Шарейн продолжала шептать:

– Пламя в них продолжало гореть. Ни Нергал, ни Иштар не могли приглушить его. Их любовь делалась все сильнее. И вот настал день…

Это было в середине схватки. Иштар овладела Зарпанит и стояла там, где начинается гребная яма. Нергал вселился в Алусара и бросил свою темную сеть через яму на сверкавшую молниями богиню.

И тут, сидя скорчившись у входа в каюту, я увидела, как померкло сияние Иштар. Лицо Иштар стало расплываться и блекнуть, и на его месте показалось лицо Зарпанит.

Тьма, окружавшая повелителя мертвых, просветлела, как будто внутри нее вспыхнуло сильное пламя.

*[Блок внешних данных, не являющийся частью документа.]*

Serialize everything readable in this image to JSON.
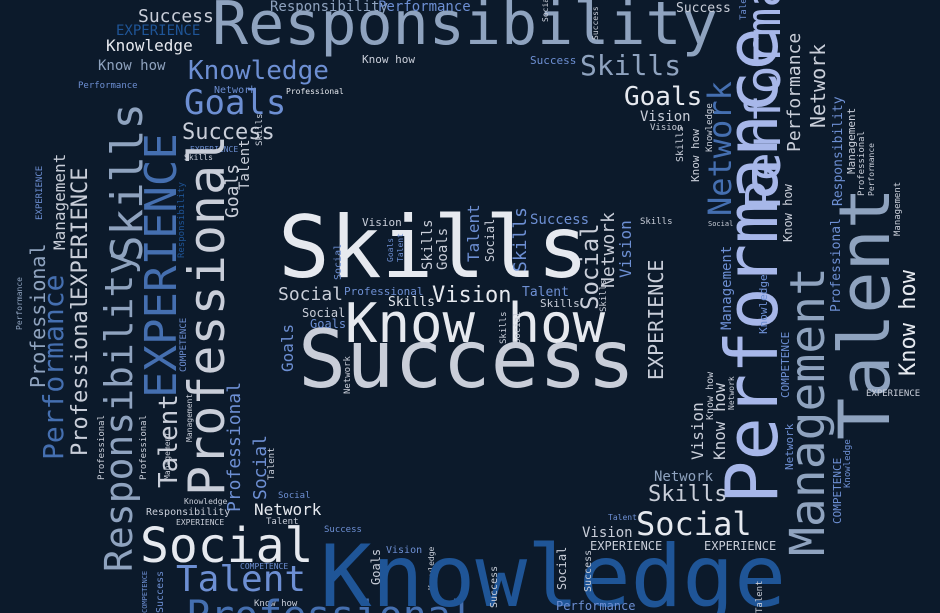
{
  "words": {
    "responsibility": "Responsibility",
    "performance": "Performance",
    "knowledge": "Knowledge",
    "skills": "Skills",
    "success": "Success",
    "experience": "EXPERIENCE",
    "professional": "Professional",
    "talent": "Talent",
    "management": "Management",
    "network": "Network",
    "social": "Social",
    "goals": "Goals",
    "vision": "Vision",
    "know_how": "Know how",
    "competence": "COMPETENCE"
  },
  "colors": {
    "background": "#0c1a2b",
    "pale": "#c9ced9",
    "grey_blue": "#8fa3bf",
    "medium_blue": "#6d8fd3",
    "deep_blue": "#1f5597",
    "white": "#e6e9ef",
    "lavender": "#a7b7e9",
    "steel_blue": "#456fb0"
  }
}
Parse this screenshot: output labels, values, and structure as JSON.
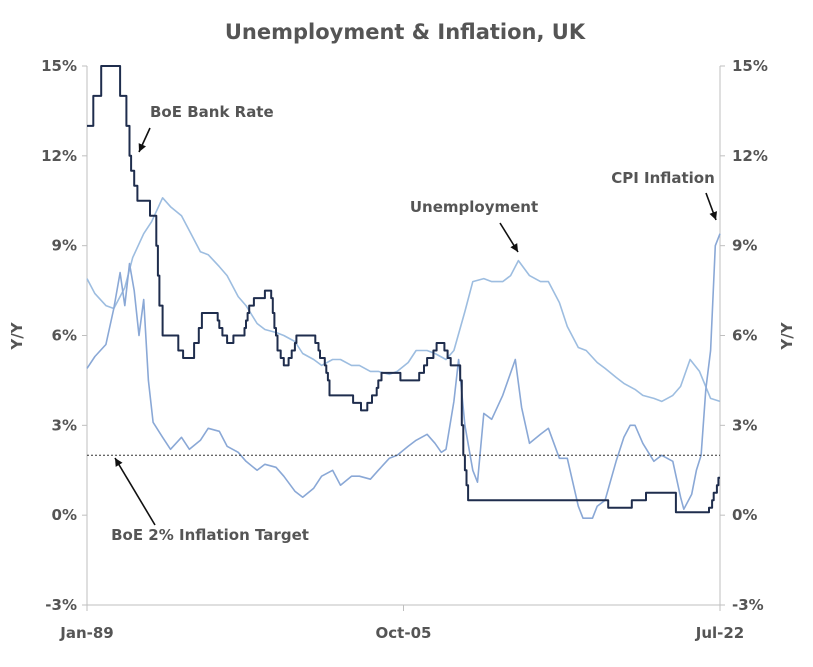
{
  "chart_data": {
    "type": "line",
    "title": "Unemployment & Inflation, UK",
    "ylabel_left": "Y/Y",
    "ylabel_right": "Y/Y",
    "ylim": [
      -3,
      15
    ],
    "y_ticks": [
      "-3%",
      "0%",
      "3%",
      "6%",
      "9%",
      "12%",
      "15%"
    ],
    "x_range": [
      "1989-01",
      "2022-07"
    ],
    "x_ticks": [
      {
        "date": "1989-01",
        "label": "Jan-89"
      },
      {
        "date": "2005-10",
        "label": "Oct-05"
      },
      {
        "date": "2022-07",
        "label": "Jul-22"
      }
    ],
    "grid": false,
    "legend": "none",
    "reference_lines": [
      {
        "value": 2,
        "style": "dotted",
        "color": "#333333"
      }
    ],
    "annotations": [
      {
        "text": "BoE Bank Rate",
        "series": "BoE Bank Rate"
      },
      {
        "text": "Unemployment",
        "series": "Unemployment"
      },
      {
        "text": "CPI Inflation",
        "series": "CPI Inflation"
      },
      {
        "text": "BoE 2% Inflation Target",
        "series": "BoE 2% Inflation Target"
      }
    ],
    "series": [
      {
        "name": "BoE Bank Rate",
        "color": "#1f2d4d",
        "step": true,
        "points": [
          [
            "1989-01",
            13.0
          ],
          [
            "1989-05",
            14.0
          ],
          [
            "1989-10",
            15.0
          ],
          [
            "1990-10",
            14.0
          ],
          [
            "1991-02",
            13.0
          ],
          [
            "1991-04",
            12.0
          ],
          [
            "1991-05",
            11.5
          ],
          [
            "1991-07",
            11.0
          ],
          [
            "1991-09",
            10.5
          ],
          [
            "1992-05",
            10.0
          ],
          [
            "1992-09",
            9.0
          ],
          [
            "1992-10",
            8.0
          ],
          [
            "1992-11",
            7.0
          ],
          [
            "1993-01",
            6.0
          ],
          [
            "1993-11",
            5.5
          ],
          [
            "1994-02",
            5.25
          ],
          [
            "1994-09",
            5.75
          ],
          [
            "1994-12",
            6.25
          ],
          [
            "1995-02",
            6.75
          ],
          [
            "1995-12",
            6.5
          ],
          [
            "1996-01",
            6.25
          ],
          [
            "1996-03",
            6.0
          ],
          [
            "1996-06",
            5.75
          ],
          [
            "1996-10",
            6.0
          ],
          [
            "1997-05",
            6.25
          ],
          [
            "1997-06",
            6.5
          ],
          [
            "1997-07",
            6.75
          ],
          [
            "1997-08",
            7.0
          ],
          [
            "1997-11",
            7.25
          ],
          [
            "1998-06",
            7.5
          ],
          [
            "1998-10",
            7.25
          ],
          [
            "1998-11",
            6.75
          ],
          [
            "1998-12",
            6.25
          ],
          [
            "1999-01",
            6.0
          ],
          [
            "1999-02",
            5.5
          ],
          [
            "1999-04",
            5.25
          ],
          [
            "1999-06",
            5.0
          ],
          [
            "1999-09",
            5.25
          ],
          [
            "1999-11",
            5.5
          ],
          [
            "2000-01",
            5.75
          ],
          [
            "2000-02",
            6.0
          ],
          [
            "2001-02",
            5.75
          ],
          [
            "2001-04",
            5.5
          ],
          [
            "2001-05",
            5.25
          ],
          [
            "2001-08",
            5.0
          ],
          [
            "2001-09",
            4.75
          ],
          [
            "2001-10",
            4.5
          ],
          [
            "2001-11",
            4.0
          ],
          [
            "2003-02",
            3.75
          ],
          [
            "2003-07",
            3.5
          ],
          [
            "2003-11",
            3.75
          ],
          [
            "2004-02",
            4.0
          ],
          [
            "2004-05",
            4.25
          ],
          [
            "2004-06",
            4.5
          ],
          [
            "2004-08",
            4.75
          ],
          [
            "2005-08",
            4.5
          ],
          [
            "2006-08",
            4.75
          ],
          [
            "2006-11",
            5.0
          ],
          [
            "2007-01",
            5.25
          ],
          [
            "2007-05",
            5.5
          ],
          [
            "2007-07",
            5.75
          ],
          [
            "2007-12",
            5.5
          ],
          [
            "2008-02",
            5.25
          ],
          [
            "2008-04",
            5.0
          ],
          [
            "2008-10",
            4.5
          ],
          [
            "2008-11",
            3.0
          ],
          [
            "2008-12",
            2.0
          ],
          [
            "2009-01",
            1.5
          ],
          [
            "2009-02",
            1.0
          ],
          [
            "2009-03",
            0.5
          ],
          [
            "2016-08",
            0.25
          ],
          [
            "2017-11",
            0.5
          ],
          [
            "2018-08",
            0.75
          ],
          [
            "2020-03",
            0.1
          ],
          [
            "2021-12",
            0.25
          ],
          [
            "2022-02",
            0.5
          ],
          [
            "2022-03",
            0.75
          ],
          [
            "2022-05",
            1.0
          ],
          [
            "2022-06",
            1.25
          ],
          [
            "2022-07",
            1.25
          ]
        ]
      },
      {
        "name": "Unemployment",
        "color": "#9dbde0",
        "step": false,
        "points": [
          [
            "1989-01",
            7.9
          ],
          [
            "1989-06",
            7.4
          ],
          [
            "1990-01",
            7.0
          ],
          [
            "1990-06",
            6.9
          ],
          [
            "1991-01",
            7.6
          ],
          [
            "1991-06",
            8.6
          ],
          [
            "1992-01",
            9.4
          ],
          [
            "1992-06",
            9.8
          ],
          [
            "1993-01",
            10.6
          ],
          [
            "1993-06",
            10.3
          ],
          [
            "1994-01",
            10.0
          ],
          [
            "1994-06",
            9.5
          ],
          [
            "1995-01",
            8.8
          ],
          [
            "1995-06",
            8.7
          ],
          [
            "1996-01",
            8.3
          ],
          [
            "1996-06",
            8.0
          ],
          [
            "1997-01",
            7.3
          ],
          [
            "1997-06",
            7.0
          ],
          [
            "1998-01",
            6.4
          ],
          [
            "1998-06",
            6.2
          ],
          [
            "1999-01",
            6.1
          ],
          [
            "1999-06",
            6.0
          ],
          [
            "2000-01",
            5.8
          ],
          [
            "2000-06",
            5.4
          ],
          [
            "2001-01",
            5.2
          ],
          [
            "2001-06",
            5.0
          ],
          [
            "2002-01",
            5.2
          ],
          [
            "2002-06",
            5.2
          ],
          [
            "2003-01",
            5.0
          ],
          [
            "2003-06",
            5.0
          ],
          [
            "2004-01",
            4.8
          ],
          [
            "2004-06",
            4.8
          ],
          [
            "2005-01",
            4.7
          ],
          [
            "2005-06",
            4.8
          ],
          [
            "2006-01",
            5.1
          ],
          [
            "2006-06",
            5.5
          ],
          [
            "2007-01",
            5.5
          ],
          [
            "2007-06",
            5.4
          ],
          [
            "2008-01",
            5.2
          ],
          [
            "2008-06",
            5.5
          ],
          [
            "2009-01",
            6.8
          ],
          [
            "2009-06",
            7.8
          ],
          [
            "2010-01",
            7.9
          ],
          [
            "2010-06",
            7.8
          ],
          [
            "2011-01",
            7.8
          ],
          [
            "2011-06",
            8.0
          ],
          [
            "2011-11",
            8.5
          ],
          [
            "2012-06",
            8.0
          ],
          [
            "2013-01",
            7.8
          ],
          [
            "2013-06",
            7.8
          ],
          [
            "2014-01",
            7.1
          ],
          [
            "2014-06",
            6.3
          ],
          [
            "2015-01",
            5.6
          ],
          [
            "2015-06",
            5.5
          ],
          [
            "2016-01",
            5.1
          ],
          [
            "2016-06",
            4.9
          ],
          [
            "2017-01",
            4.6
          ],
          [
            "2017-06",
            4.4
          ],
          [
            "2018-01",
            4.2
          ],
          [
            "2018-06",
            4.0
          ],
          [
            "2019-01",
            3.9
          ],
          [
            "2019-06",
            3.8
          ],
          [
            "2020-01",
            4.0
          ],
          [
            "2020-06",
            4.3
          ],
          [
            "2020-12",
            5.2
          ],
          [
            "2021-06",
            4.8
          ],
          [
            "2022-01",
            3.9
          ],
          [
            "2022-07",
            3.8
          ]
        ]
      },
      {
        "name": "CPI Inflation",
        "color": "#8aa8d6",
        "step": false,
        "points": [
          [
            "1989-01",
            4.9
          ],
          [
            "1989-06",
            5.3
          ],
          [
            "1990-01",
            5.7
          ],
          [
            "1990-06",
            6.9
          ],
          [
            "1990-10",
            8.1
          ],
          [
            "1991-01",
            7.0
          ],
          [
            "1991-04",
            8.4
          ],
          [
            "1991-07",
            7.5
          ],
          [
            "1991-10",
            6.0
          ],
          [
            "1992-01",
            7.2
          ],
          [
            "1992-04",
            4.5
          ],
          [
            "1992-07",
            3.1
          ],
          [
            "1993-01",
            2.6
          ],
          [
            "1993-06",
            2.2
          ],
          [
            "1994-01",
            2.6
          ],
          [
            "1994-06",
            2.2
          ],
          [
            "1995-01",
            2.5
          ],
          [
            "1995-06",
            2.9
          ],
          [
            "1996-01",
            2.8
          ],
          [
            "1996-06",
            2.3
          ],
          [
            "1997-01",
            2.1
          ],
          [
            "1997-06",
            1.8
          ],
          [
            "1998-01",
            1.5
          ],
          [
            "1998-06",
            1.7
          ],
          [
            "1999-01",
            1.6
          ],
          [
            "1999-06",
            1.3
          ],
          [
            "2000-01",
            0.8
          ],
          [
            "2000-06",
            0.6
          ],
          [
            "2001-01",
            0.9
          ],
          [
            "2001-06",
            1.3
          ],
          [
            "2002-01",
            1.5
          ],
          [
            "2002-06",
            1.0
          ],
          [
            "2003-01",
            1.3
          ],
          [
            "2003-06",
            1.3
          ],
          [
            "2004-01",
            1.2
          ],
          [
            "2004-06",
            1.5
          ],
          [
            "2005-01",
            1.9
          ],
          [
            "2005-06",
            2.0
          ],
          [
            "2006-01",
            2.3
          ],
          [
            "2006-06",
            2.5
          ],
          [
            "2007-01",
            2.7
          ],
          [
            "2007-06",
            2.4
          ],
          [
            "2007-10",
            2.1
          ],
          [
            "2008-01",
            2.2
          ],
          [
            "2008-06",
            3.8
          ],
          [
            "2008-09",
            5.2
          ],
          [
            "2009-01",
            3.0
          ],
          [
            "2009-06",
            1.5
          ],
          [
            "2009-09",
            1.1
          ],
          [
            "2010-01",
            3.4
          ],
          [
            "2010-06",
            3.2
          ],
          [
            "2011-01",
            4.0
          ],
          [
            "2011-09",
            5.2
          ],
          [
            "2012-01",
            3.6
          ],
          [
            "2012-06",
            2.4
          ],
          [
            "2013-01",
            2.7
          ],
          [
            "2013-06",
            2.9
          ],
          [
            "2014-01",
            1.9
          ],
          [
            "2014-06",
            1.9
          ],
          [
            "2015-01",
            0.3
          ],
          [
            "2015-04",
            -0.1
          ],
          [
            "2015-10",
            -0.1
          ],
          [
            "2016-01",
            0.3
          ],
          [
            "2016-06",
            0.5
          ],
          [
            "2017-01",
            1.8
          ],
          [
            "2017-06",
            2.6
          ],
          [
            "2017-10",
            3.0
          ],
          [
            "2018-01",
            3.0
          ],
          [
            "2018-06",
            2.4
          ],
          [
            "2019-01",
            1.8
          ],
          [
            "2019-06",
            2.0
          ],
          [
            "2020-01",
            1.8
          ],
          [
            "2020-06",
            0.6
          ],
          [
            "2020-08",
            0.2
          ],
          [
            "2021-01",
            0.7
          ],
          [
            "2021-04",
            1.5
          ],
          [
            "2021-07",
            2.0
          ],
          [
            "2021-10",
            4.2
          ],
          [
            "2022-01",
            5.5
          ],
          [
            "2022-04",
            9.0
          ],
          [
            "2022-07",
            9.4
          ]
        ]
      },
      {
        "name": "BoE 2% Inflation Target",
        "color": "#333333",
        "step": false,
        "points": [
          [
            "1989-01",
            2.0
          ],
          [
            "2022-07",
            2.0
          ]
        ]
      }
    ]
  }
}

И тут Иштар сделала шаг к барьеру, разделявшему палубы, и еще шаг, и еще. Но мне показалось, что не по своей воле она движется. Нет! Она шла спотыкаясь, неохотно, как будто кто-то сильнее ее подталкивал ее вперед. И так же двигался Нергал внутри своей тени навстречу ей.

Они все ближе подходили друг к другу. А сияние Иштар все меркло и меркло. И тьма, окутывавшая Нергала, все светлела и светлела7 И вот медленно, вопреки своей воле, но неумолимо они приближались друг к другу. Я видела, как сквозь маску Нергала просвечивает лицо жреца Алусара.

Медленно, медленно белые ноги Зарпанит несли Иштар к барьеру; и медленно, медленно, как и она, шел ей навстречу Алусар. И они встретились!

Руки их соединились, губы соприкоснулись, и побежденные бог и богиня покинули их.

Они поцеловались и упали. Упали на палубу – мертвые. Мертвые, в объятиях друг друга.

Не победили ни Иштар, ни Нергал! Нет! Победила любовь – любовь мужчины и любовь женщины. Победившее бога и богиню пламя освободилось!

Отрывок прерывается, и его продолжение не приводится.